De nuevo volvemos a vivir una Semana Santa en la cárcel de Navalcarnero (Madrid), hoy solo me sale una palabra: gracias. Gracias, porque en un lugar de muerte como este es donde se respira más la experiencia de la alegría, del amor, de misericordia, donde la fraternidad se hace más viva. Me brotan las palabras del apóstol “donde abundó el pecado, sobreabundó la gracia.
Comenzamos el Jueves Santo, dedicado a la fraternidad y servicio, donde el evangelio nos invitaba a mirar al otro como hermano. Se les explicó a los chavales el gesto del lavatorio de los pies, que íbamos a pasar los tres curas lavándoselo a quien quisiera, aunque también ellos podrían hacerlo los unos a otros. Cuando me acercaba, les miraba, les llamaba por su nombre, y les daba las gracias por darme esa oportunidad. Era impresionante ver sus rostros de agradecimiento, con qué cariño lo acogían; eran pies diferentes, unos blancos, otros negros, unos encallados, unos olían bien, otros peor, pero todos gastados por el sufrimiento, pies deseosos de que alguien les aceptase y quisiese. Al terminar les agradecí haber podido disfrutar de este privilegio compartiendo con ellos que quería renovar mi compromiso sacerdotal delante de ellos porque día a día alimentaban mi ser cura.
El viernes santo fue impresionante escuchar en la pasión las voces de todos: “crucifícalo”. El silencio envolvía el salón lleno hasta la bandera. Desde la lectura de la pasión, les invité a pedir perdón, con tres preguntas: ¿a quién querrían pedirle perdón?, ¿quién les gustaría que les perdonase? y ¿por qué pedirían perdón? Fue sobrecogedor escucharles. Pedían perdón sobre todo a sus familias, a las víctimas a quienes habían hecho sufrir, a sus mujeres… Tras ese gesto, fueron pasando para recibir la imposición de manos; les expliqué lo que significaba la transmisión de todo el amor de Dios y, de nuevo, el silencio fue sobrecogedor. Después de imponerles las manos, les abrazaba para expresarles que Dios mismo era el que les abrazaba; intentando transmitirles que era Dios quien les perdonaba y aceptaba… En mi corazón brotaban las palabras del Evangelio: “dichosos los pobres porque de ellos es el Reino de los cielos…”. Después, la procesión de entrada de la cruz: eran los crucificados de Navalcarnero los que llevaban al crucificado de Nazaret y juntos adoramos la cruz. Fue una adoración especial, era como “un saludo entre colegas”, como si se entendieran, era un saludo solidario entre crucificados, “la solidaridad de los crucificados de la historia” que decía Jon sobrino, con el justo crucificado Jesús de Nazaret. Al contemplar sus rostros recordé muchas de sus historias brotándome las palabras de Oscar Romero “Yo no puedo, Señor, hazlo tú”.

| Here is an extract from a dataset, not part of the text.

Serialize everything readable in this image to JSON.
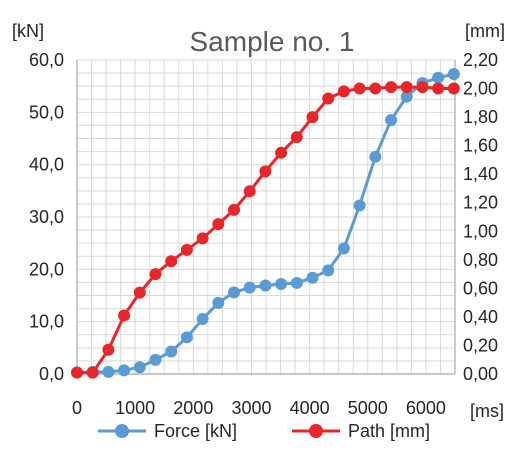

Y llegó la experiencia del gran día de Resurrección. Quemamos lo que no queríamos de nosotros mismos, renovamos nuestro bautismo y seguimiento de Jesús. Compartieron lo que para ellos suponía la experiencia de la resurrección de Jesús sintiéndole vivo y presente entre ellos y cómo ese Jesús vivo les invitaba a dar vida a los demás.
Una semana Santa en Navalcarnero con experiencia de muerte y de vida. El Dios crucificado y resucitado está presente en cada uno de los chicos. Ellos son la Galilea a la que el resucitado me envía cada día como cura.
En ellos leo cada día el mejor libro de teología que me habla de Dios, son la imagen viva del Dios resucitado en Jesús: “estuve en la cárcel y vinisteis a verme”. En palabras de San Romero de América y, por supuesto, a mucha distancia de él, “con este pueblo no resulta difícil ser pastor”.